Cost of treatment antibiotics for ProTernative–fed cattle were $2 per head less than the control group, and severe liver abscesses were cut by almost 50 percent. Carcass grade and yield grade were also improved. This could potentially bring additional economic benefits for cattle sold on a carcass grid basis.
Closing the loop
Karges ended by saying that gut health is the next frontier, and we keep learning more about how nutrition interacts with animal health and the immune system. The more knowledge we gain, the more opportunity is available for cattle producers to include the new feed additives and management practices to ultimately lead to healthier and more profitable cattle that will better serve our consumers.

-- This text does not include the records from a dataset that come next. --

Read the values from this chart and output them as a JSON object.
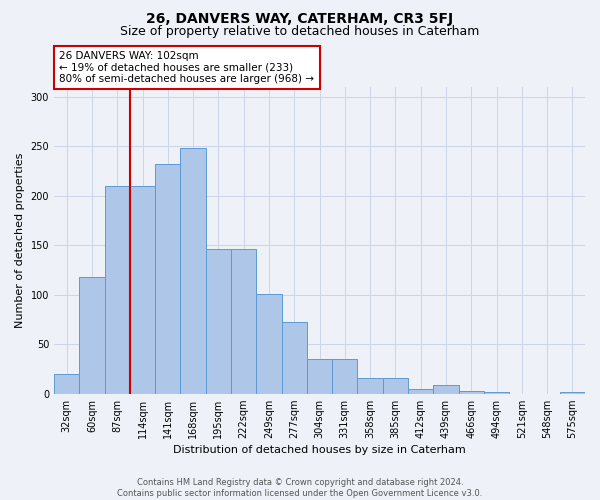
{
  "title": "26, DANVERS WAY, CATERHAM, CR3 5FJ",
  "subtitle": "Size of property relative to detached houses in Caterham",
  "xlabel": "Distribution of detached houses by size in Caterham",
  "ylabel": "Number of detached properties",
  "categories": [
    "32sqm",
    "60sqm",
    "87sqm",
    "114sqm",
    "141sqm",
    "168sqm",
    "195sqm",
    "222sqm",
    "249sqm",
    "277sqm",
    "304sqm",
    "331sqm",
    "358sqm",
    "385sqm",
    "412sqm",
    "439sqm",
    "466sqm",
    "494sqm",
    "521sqm",
    "548sqm",
    "575sqm"
  ],
  "values": [
    20,
    118,
    210,
    210,
    232,
    248,
    146,
    146,
    101,
    72,
    35,
    35,
    16,
    16,
    5,
    9,
    3,
    2,
    0,
    0,
    2
  ],
  "bar_color": "#aec6e8",
  "bar_edge_color": "#5b9bd5",
  "grid_color": "#ccd6e8",
  "background_color": "#eef2f8",
  "vline_color": "#cc0000",
  "annotation_text": "26 DANVERS WAY: 102sqm\n← 19% of detached houses are smaller (233)\n80% of semi-detached houses are larger (968) →",
  "annotation_box_color": "#ffffff",
  "annotation_box_edge_color": "#cc0000",
  "footer_line1": "Contains HM Land Registry data © Crown copyright and database right 2024.",
  "footer_line2": "Contains public sector information licensed under the Open Government Licence v3.0.",
  "ylim": [
    0,
    310
  ],
  "yticks": [
    0,
    50,
    100,
    150,
    200,
    250,
    300
  ],
  "title_fontsize": 10,
  "subtitle_fontsize": 9,
  "axis_label_fontsize": 8,
  "tick_fontsize": 7,
  "footer_fontsize": 6,
  "vline_pos": 2.5
}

Many thanks go to Kip Karges, who has racked up 25 years in the cattle industry. He received his master’s degree in animal nutrition from the University of Nebraska, and a doctorate degree in nutrition from Oklahoma State University. His time in the animal feed industry has been heavily focused on research and technical support work. He enjoys working with people and bringing added value to animal feed products. He is confident these products will produce a nice return on investment while producing healthy and nutritious animal products for consumers. Karges’ job with Lallemand has taken him to Abilene, Texas, where he resides with his wife. They have a son, who is currently working to become a commercial pilot.